Mountain goats are among the most sure-footed of all mountain creatures. They are also very efficient in foraging for plants in areas with very “slim pickin’s.” These goats have four stomachs which allow them to extract the last bits of possible nourishment from their bleak rations. Cold is no problem for this animal; it has a nice woolly undercoat and long shaggy outercoat which works well as a wind breaker.
Small mammals include the coyote, raccoon, bobcat, several types of squirrels, skunk, chipmunks, grey fox and even beavers.
A very small mammal will lose heat so fast through its relatively large skin surface area, that it must stay extremely active and keep its little internal furnace continuously stoked, or it will freeze to death.
For example, the mountain shrew, which is perhaps the smallest mammal at high altitudes, has an extremely high metabolism; its heart beats up to 1200 times a minute, it must eat something at least every hour and must consume its own weight in food every day, or it will die.
Golden Eagle Journal: 150 page lined notebook/diary
There are many species of birds as well.The winds that sweep around mountains make flight hazardous, but mountains are home to some magnificent birds of prey. Golden eagles are the masters of the mountain peaks and valleys, soaring on outstretched wings as they search for small mammals like pikas and marmots to eat.
Red-tail hawks and ravens are often seen soaring on the warm air currents along the slopes of the mountains. The deep blue Stellar’s jays, noisy scrub jays, black crows, many species of woodpeckers, towhees, chickadees, and juncoes also make the mountains their home.
Other aerial experts are scavengers: the Andean condor is a type of vulture that rides the mountain air currents looking for prey. Another vulture, the bearded vulture or lammergeier of Africa and Eurasia, likes to eat the fatty bone marrow of dead animals. It carries the bones high up into the air and drops them to smash open on the rocks below.
Many smaller species of birds are found high up in the mountains. In the Alps, they include Alpine swifts, Alpine choughs and snow finches.
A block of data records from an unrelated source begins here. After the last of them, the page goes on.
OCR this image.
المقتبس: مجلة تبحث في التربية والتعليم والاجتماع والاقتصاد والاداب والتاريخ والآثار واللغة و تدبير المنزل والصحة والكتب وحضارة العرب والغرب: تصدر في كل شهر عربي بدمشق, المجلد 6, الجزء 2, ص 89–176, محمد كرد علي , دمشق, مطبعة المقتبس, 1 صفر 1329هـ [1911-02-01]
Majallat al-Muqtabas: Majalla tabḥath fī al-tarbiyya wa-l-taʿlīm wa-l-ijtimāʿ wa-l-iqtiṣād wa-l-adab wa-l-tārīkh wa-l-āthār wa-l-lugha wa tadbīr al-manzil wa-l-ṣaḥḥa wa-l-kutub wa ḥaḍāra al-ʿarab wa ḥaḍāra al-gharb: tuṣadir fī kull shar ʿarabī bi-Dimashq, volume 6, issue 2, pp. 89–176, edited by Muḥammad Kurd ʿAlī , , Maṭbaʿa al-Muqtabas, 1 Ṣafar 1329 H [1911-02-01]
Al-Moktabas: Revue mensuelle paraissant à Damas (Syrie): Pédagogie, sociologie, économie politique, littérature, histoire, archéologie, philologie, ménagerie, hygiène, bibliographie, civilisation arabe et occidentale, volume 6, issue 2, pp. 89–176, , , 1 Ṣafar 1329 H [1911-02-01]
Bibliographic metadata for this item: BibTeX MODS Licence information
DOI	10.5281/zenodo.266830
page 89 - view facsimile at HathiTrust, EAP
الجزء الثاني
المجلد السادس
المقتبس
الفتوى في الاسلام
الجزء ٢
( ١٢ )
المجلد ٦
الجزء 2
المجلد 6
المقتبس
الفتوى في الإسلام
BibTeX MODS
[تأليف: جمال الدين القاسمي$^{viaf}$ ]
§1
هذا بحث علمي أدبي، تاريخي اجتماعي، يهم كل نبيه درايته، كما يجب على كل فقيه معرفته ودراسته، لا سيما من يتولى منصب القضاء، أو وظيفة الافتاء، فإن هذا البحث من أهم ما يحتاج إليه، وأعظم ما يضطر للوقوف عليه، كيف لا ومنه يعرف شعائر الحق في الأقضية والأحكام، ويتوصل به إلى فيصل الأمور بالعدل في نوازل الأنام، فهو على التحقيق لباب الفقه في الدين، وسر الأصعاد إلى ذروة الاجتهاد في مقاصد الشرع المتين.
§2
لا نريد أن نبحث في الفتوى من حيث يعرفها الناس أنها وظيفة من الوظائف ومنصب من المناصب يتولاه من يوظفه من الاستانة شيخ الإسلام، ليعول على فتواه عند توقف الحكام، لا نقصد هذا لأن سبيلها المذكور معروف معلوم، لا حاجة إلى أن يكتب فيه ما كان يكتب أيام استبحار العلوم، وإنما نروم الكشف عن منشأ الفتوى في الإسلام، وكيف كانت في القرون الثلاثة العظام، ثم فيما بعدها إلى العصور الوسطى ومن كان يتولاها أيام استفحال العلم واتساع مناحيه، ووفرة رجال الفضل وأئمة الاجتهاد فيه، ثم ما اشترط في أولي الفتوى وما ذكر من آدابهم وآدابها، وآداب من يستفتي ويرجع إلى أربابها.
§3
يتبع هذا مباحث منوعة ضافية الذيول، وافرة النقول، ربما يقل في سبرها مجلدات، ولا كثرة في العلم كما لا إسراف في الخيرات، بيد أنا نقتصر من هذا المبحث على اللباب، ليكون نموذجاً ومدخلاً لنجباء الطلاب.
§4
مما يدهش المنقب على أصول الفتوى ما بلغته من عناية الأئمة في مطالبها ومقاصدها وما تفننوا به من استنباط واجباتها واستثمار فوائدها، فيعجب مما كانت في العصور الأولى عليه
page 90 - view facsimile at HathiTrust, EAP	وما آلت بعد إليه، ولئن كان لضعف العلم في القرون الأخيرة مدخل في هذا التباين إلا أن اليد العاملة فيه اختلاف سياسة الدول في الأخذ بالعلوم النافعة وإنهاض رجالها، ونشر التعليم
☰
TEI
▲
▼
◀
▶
There are also a number of animal species that are not found on the mountains but inside them. Many smaller animal species have adapted to living their lives in the safety of caves and crevices. Caves are popular homes for amphibians such as toads and salamanders, numerous species of insect, and mammals such as bats.
Although the mountains themselves are standing strong, there are numerous threats to the wildlife that inhabits mountain habitats. Deforestation, quarrying and the development of ski-resorts are the most damaging advances to mountain wildlife, along with global warming and climate change which affects the growth of plants at higher altitudes.